Finding an English-speaking couples therapist in Germany who does sustained depth work, not communication skills, not six sessions, not homework, is difficult. The Krankenkasse system has long waitlists and operates in German. Private English-speaking therapists exist in Berlin and Munich but the pool is small and they're often fully booked.
I work with couples who need to work in English and happen to be in Germany. That might mean you moved here together and the relocation changed the balance in ways neither of you has fully named. It might mean something that was already there got louder when the external structure fell away. It might mean neither of you can identify when it started, just that something is different now.
Couples work here is about finding what the argument is actually about, which is usually not what it appears to be about. The same fight in different forms. The move that changed who has power and who doesn't. The relationship that's become the whole ecosystem, and what that does.
The work
The work I do is relational and pattern-focused. I don't run through intake checklists or assign exercises between sessions. I pay attention to what happens in the room: what you're saying, what you're not saying, the moments when something shifts or goes flat or speeds up. That's the material we work with.
Most people arrive already knowing the story of their situation. They've told it to themselves a hundred times and always land in the same place. What's missing is a different angle, someone watching in real time who can name what's invisible from inside it. That's what I offer. Not interpretation from a distance, but attention in the room, offered as it happens.

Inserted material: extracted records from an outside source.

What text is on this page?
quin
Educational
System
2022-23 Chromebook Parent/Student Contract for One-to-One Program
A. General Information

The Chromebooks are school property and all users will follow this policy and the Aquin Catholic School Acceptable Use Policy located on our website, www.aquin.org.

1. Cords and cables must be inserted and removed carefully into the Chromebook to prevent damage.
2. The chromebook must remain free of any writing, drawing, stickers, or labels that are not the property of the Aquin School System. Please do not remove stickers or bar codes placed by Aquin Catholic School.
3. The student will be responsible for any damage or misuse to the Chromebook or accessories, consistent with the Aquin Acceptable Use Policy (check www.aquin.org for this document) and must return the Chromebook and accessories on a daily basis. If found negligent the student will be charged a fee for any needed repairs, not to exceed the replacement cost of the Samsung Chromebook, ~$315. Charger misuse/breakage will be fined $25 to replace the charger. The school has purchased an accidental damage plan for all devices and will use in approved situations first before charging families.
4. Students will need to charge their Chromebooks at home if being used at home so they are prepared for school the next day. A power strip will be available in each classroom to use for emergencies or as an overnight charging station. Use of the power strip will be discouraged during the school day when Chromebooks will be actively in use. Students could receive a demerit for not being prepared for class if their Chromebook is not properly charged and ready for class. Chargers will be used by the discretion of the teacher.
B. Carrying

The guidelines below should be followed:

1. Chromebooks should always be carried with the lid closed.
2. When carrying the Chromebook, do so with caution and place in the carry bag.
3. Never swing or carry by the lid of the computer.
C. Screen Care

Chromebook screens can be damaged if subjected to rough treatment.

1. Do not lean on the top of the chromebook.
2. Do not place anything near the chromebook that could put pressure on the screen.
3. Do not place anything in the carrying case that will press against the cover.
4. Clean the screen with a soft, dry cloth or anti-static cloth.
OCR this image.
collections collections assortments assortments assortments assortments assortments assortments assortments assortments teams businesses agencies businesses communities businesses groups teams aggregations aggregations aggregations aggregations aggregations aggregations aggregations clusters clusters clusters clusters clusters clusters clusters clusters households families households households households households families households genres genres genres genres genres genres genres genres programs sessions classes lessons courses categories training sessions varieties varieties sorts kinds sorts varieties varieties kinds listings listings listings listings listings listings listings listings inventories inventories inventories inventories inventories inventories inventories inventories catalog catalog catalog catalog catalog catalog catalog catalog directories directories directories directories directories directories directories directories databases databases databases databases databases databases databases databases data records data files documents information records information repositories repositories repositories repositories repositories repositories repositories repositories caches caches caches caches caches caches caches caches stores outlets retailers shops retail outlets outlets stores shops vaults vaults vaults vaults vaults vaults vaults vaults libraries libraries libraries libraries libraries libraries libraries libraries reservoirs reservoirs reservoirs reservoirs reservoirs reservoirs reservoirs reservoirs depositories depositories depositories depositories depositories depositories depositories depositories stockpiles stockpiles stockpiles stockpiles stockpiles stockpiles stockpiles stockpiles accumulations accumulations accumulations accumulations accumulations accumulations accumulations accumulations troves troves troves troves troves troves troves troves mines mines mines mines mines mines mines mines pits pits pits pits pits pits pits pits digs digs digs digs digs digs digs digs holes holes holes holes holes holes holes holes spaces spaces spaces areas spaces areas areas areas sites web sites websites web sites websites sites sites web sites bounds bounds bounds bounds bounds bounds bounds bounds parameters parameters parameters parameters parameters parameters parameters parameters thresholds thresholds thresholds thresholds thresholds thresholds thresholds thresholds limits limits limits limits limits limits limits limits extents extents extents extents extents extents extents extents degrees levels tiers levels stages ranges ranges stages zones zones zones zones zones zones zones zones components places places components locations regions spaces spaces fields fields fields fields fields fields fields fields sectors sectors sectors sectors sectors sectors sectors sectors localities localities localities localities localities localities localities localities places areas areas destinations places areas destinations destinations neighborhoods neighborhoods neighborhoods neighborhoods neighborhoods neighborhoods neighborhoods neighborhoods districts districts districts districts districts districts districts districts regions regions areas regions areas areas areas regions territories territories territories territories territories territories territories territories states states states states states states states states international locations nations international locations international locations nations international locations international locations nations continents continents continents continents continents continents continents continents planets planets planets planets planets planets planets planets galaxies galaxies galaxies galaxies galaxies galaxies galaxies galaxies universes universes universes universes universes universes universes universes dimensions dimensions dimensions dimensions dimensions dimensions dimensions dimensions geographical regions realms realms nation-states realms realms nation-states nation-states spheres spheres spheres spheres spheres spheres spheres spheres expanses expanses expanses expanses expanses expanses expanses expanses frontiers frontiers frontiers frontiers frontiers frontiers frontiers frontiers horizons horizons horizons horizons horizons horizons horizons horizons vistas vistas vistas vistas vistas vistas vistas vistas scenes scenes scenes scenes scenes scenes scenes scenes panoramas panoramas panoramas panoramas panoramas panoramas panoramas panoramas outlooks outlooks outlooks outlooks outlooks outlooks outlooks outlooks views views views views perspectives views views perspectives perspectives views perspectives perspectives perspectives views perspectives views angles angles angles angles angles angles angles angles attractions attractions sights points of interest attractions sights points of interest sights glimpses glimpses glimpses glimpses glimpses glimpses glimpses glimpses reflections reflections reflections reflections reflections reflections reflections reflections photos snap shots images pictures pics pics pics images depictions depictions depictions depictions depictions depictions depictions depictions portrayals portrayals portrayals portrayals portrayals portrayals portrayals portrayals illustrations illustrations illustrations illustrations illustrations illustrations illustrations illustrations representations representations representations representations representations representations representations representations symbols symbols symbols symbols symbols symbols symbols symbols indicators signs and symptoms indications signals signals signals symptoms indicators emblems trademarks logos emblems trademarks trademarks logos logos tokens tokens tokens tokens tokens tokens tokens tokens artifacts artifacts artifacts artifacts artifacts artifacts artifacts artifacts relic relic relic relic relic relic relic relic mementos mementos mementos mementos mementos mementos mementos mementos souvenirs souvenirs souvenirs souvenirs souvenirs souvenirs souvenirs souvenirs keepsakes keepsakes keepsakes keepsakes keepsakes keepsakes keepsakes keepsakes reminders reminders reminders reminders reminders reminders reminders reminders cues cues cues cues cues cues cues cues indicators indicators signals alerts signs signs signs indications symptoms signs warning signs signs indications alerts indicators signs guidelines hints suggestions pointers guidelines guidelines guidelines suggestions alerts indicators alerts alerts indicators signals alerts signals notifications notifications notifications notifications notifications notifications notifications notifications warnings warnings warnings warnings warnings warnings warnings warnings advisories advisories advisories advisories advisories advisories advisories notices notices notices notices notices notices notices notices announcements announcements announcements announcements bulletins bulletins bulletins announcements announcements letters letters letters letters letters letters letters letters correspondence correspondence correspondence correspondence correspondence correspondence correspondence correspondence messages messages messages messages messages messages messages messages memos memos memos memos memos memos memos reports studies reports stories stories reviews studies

I work with individuals and couples. Individual work is usually about finding the pattern underneath the presenting problem, the thing that keeps recurring in different forms across different circumstances. Couples work is about finding what the argument is really about, which is rarely what it appears to be about. Both come down to the same thing: seeing what you haven't been able to see, and from there, actually being able to do something different.
Being in Germany
Germany has a particular way of intensifying relational asymmetries that were already there. One person has a professional life, a language, a context. The other is building from nothing. The competent partner and the dependent one: it's a dynamic that affects desire, respect, and power in ways that accumulate quietly.
What couples bring to online therapy
Couples I work with come for recurring conflict, communication problems, infidelity and broken trust, emotional distance, codependency, resentment, sexless marriage, attachment issues, and the strain of major life transitions. Online marriage counseling and relationship therapy in English make it possible to do this work without geographic limits, whether you need a couples therapist, a marriage counselor, or relationship counseling that goes deeper than communication exercises.
How it works
Sessions are online via secure video call. I work with individuals and couples (60 minutes). Before your first session, we have a brief 15-minute call to see if this feels like the right fit for you.